La Cour d’appel de Rennes, dans un arrêt du 5 mai 2010, a été saisie d’un litige opposant un employeur à une caisse de sécurité sociale agricole. L’employeur contestait l’opposabilité d’une décision de reconnaissance d’une maladie professionnelle, invoquant un défaut d’information dans la procédure d’instruction. Le Tribunal des Affaires de Sécurité Sociale des Côtes-d’Armor, par un jugement du 5 janvier 2009, avait déclaré cette décision opposable. L’employeur a interjeté appel. La question de droit posée était de savoir si la caisse, en sollicitant l’avis de son médecin conseil, avait engagé une procédure d’instruction générant une obligation d’information spécifique à l’égard de l’employeur. La Cour d’appel a infirmé le jugement et déclaré la décision de prise en charge inopposable, considérant que l’avis médical sollicité constituait une mesure d’instruction déclenchant l’obligation d’information.
**I. La consécration d’une obligation d’information conditionnée par la réalité de l’instruction**
La Cour d’appel fonde sa décision sur une interprétation stricte des textes régissant la procédure de reconnaissance. Elle rappelle que l’article 27-2 du décret du 29 juin 1973 impose à la caisse d’informer l’employeur sur la procédure d’instruction et les points susceptibles de lui faire grief, « hors le cas de reconnaissance implicite et en l’absence de réserves de l’employeur ». La Cour en déduit un principe clair : l’obligation d’information ne s’applique que si la caisse procède effectivement à une instruction. Elle précise que si la décision est prise « au seul vu de la déclaration initiale » sans aucune mesure d’instruction, la caisse n’est pas tenue d’informer l’employeur des éléments du dossier. Cette lecture distingue ainsi nettement la simple réception d’un dossier de son examen approfondi. L’arrêt opère donc une qualification juridique des actes de la caisse. Il relève que le courrier du 25 août 1999 indiquait la nécessité de « recherches complémentaires » et la sollicitation d’un avis médical car « l’origine professionnelle des lésions n’était pas clairement établie ». Pour la Cour, ces éléments caractérisent sans ambiguïté une procédure d’instruction.

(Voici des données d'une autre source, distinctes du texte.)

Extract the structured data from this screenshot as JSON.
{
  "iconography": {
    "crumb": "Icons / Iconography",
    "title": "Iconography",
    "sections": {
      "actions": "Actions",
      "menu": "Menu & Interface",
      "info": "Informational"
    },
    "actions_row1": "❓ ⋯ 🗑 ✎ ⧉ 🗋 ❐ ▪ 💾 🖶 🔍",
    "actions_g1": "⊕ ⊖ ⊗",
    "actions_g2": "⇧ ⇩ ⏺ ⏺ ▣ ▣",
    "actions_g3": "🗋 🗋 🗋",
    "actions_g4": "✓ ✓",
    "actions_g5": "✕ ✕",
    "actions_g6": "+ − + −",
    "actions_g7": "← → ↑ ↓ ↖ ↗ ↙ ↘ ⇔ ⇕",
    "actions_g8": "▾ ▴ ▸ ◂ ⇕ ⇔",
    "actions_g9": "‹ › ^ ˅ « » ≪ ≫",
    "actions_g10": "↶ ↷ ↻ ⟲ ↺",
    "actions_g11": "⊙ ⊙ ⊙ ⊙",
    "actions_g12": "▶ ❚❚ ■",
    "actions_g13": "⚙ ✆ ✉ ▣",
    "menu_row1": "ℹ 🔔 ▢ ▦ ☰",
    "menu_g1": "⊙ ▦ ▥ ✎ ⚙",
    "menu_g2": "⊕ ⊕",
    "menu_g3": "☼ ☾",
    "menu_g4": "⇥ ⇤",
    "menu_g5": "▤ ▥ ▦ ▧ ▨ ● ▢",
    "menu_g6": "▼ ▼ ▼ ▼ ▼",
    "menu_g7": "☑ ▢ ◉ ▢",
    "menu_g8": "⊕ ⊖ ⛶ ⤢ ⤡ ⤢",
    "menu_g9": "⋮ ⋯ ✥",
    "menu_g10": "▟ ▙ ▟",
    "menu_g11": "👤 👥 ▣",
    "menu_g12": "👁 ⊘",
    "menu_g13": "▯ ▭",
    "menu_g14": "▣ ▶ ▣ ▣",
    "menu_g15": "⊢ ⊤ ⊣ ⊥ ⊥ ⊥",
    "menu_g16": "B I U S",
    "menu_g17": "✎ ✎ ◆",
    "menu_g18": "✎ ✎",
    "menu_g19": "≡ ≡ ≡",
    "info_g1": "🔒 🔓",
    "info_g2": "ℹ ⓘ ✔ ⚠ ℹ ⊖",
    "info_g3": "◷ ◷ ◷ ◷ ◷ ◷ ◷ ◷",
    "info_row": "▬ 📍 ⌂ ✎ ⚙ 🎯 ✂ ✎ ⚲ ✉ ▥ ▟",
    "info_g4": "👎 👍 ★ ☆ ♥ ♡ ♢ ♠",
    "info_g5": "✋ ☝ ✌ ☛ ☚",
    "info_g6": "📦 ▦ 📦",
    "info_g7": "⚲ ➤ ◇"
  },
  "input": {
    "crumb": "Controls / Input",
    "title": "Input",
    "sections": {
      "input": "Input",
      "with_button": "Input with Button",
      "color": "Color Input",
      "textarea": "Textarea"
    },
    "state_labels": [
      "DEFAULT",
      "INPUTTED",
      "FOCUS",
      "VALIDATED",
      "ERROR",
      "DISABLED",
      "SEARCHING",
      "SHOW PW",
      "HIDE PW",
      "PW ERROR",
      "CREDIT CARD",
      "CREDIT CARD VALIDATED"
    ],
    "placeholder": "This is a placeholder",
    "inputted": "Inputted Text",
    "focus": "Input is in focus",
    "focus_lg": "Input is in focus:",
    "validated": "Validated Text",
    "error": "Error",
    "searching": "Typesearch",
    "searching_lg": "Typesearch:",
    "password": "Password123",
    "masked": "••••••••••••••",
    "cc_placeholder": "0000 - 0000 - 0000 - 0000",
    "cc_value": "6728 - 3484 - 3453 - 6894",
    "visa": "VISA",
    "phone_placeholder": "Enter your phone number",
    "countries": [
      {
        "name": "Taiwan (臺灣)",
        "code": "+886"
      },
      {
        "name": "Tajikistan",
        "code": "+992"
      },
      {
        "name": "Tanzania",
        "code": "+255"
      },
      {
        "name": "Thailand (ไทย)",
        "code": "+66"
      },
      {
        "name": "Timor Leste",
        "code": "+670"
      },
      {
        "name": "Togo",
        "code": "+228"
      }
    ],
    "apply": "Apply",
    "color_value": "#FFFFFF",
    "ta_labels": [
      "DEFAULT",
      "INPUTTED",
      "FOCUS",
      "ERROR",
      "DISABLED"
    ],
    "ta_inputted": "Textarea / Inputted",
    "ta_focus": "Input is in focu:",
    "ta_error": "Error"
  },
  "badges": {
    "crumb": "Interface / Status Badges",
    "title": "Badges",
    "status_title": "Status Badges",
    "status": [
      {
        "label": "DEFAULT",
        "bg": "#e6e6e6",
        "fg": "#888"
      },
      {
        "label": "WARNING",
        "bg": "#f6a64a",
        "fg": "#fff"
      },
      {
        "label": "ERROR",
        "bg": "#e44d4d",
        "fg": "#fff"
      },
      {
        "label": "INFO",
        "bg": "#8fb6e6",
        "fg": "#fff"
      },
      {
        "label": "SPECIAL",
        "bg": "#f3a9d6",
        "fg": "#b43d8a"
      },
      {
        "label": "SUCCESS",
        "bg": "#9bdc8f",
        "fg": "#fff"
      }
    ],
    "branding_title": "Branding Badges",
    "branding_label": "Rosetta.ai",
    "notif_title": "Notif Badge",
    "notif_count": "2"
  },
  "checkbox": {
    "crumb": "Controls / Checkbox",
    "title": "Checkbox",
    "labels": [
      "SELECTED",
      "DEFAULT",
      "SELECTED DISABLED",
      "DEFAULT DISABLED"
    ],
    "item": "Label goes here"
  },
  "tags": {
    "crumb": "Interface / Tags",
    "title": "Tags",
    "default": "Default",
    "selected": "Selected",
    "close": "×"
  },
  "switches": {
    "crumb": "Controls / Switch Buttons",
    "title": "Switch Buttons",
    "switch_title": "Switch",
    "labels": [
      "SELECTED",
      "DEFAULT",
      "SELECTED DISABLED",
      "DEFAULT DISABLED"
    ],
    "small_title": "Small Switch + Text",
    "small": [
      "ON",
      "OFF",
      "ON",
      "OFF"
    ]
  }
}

L’avis du médecin conseil constitue alors « nécessairement un élément inconnu de l’employeur susceptible de lui faire grief ». La logique est implacable : la mise en œuvre d’une mesure d’instruction formelle engendre l’obligation corrélative d’information. Le défaut de respect de cette formalité substantielle entraîne la sanction de l’inopposabilité.
**II. Une portée pratique renforçant les droits de la défense de l’employeur**
La solution adoptée par la Cour d’appel de Rennes renforce significativement la position de l’employeur dans la procédure administrative. En sanctionnant le manquement procédural par l’inopposabilité, elle donne une effectivité concrète au droit à l’information. Cette sanction est lourde de conséquences pour la caisse, privée du bénéfice de sa décision de prise en charge à l’égard de l’employeur. L’arrêt écarte par ailleurs les arguments de la caisse visant à minimiser la portée de ses actes. La caisse soutenait que l’avis du médecin conseil relevait de sa « procédure administrative interne » et ne portait pas sur les conditions de travail. La Cour ne retient pas cette distinction. Elle considère que dès lors que cet avis est sollicité pour établir le lien avec l’activité professionnelle, il devient un élément central du dossier. La décision consacre ainsi une approche objective de l’instruction, fondée sur les actes matériellement accomplis et non sur la qualification que la caisse entend leur donner. Cette rigueur procédurale sert les droits de la défense. Elle oblige les caisses à une grande clarté dans leur démarche, les empêchant de mener une instruction déguisée tout en prétendant prendre une décision d’emblée. Enfin, la Cour se refuse à examiner le moyen subsidiaire sur les conditions de prise en charge, estimant que la déclaration d’inopposabilité rend cette question sans objet. Cette position confirme le caractère essentiel du respect des règles procédurales, dont la méconnaissance vicie la décision indépendamment de son bien-fondé matériel.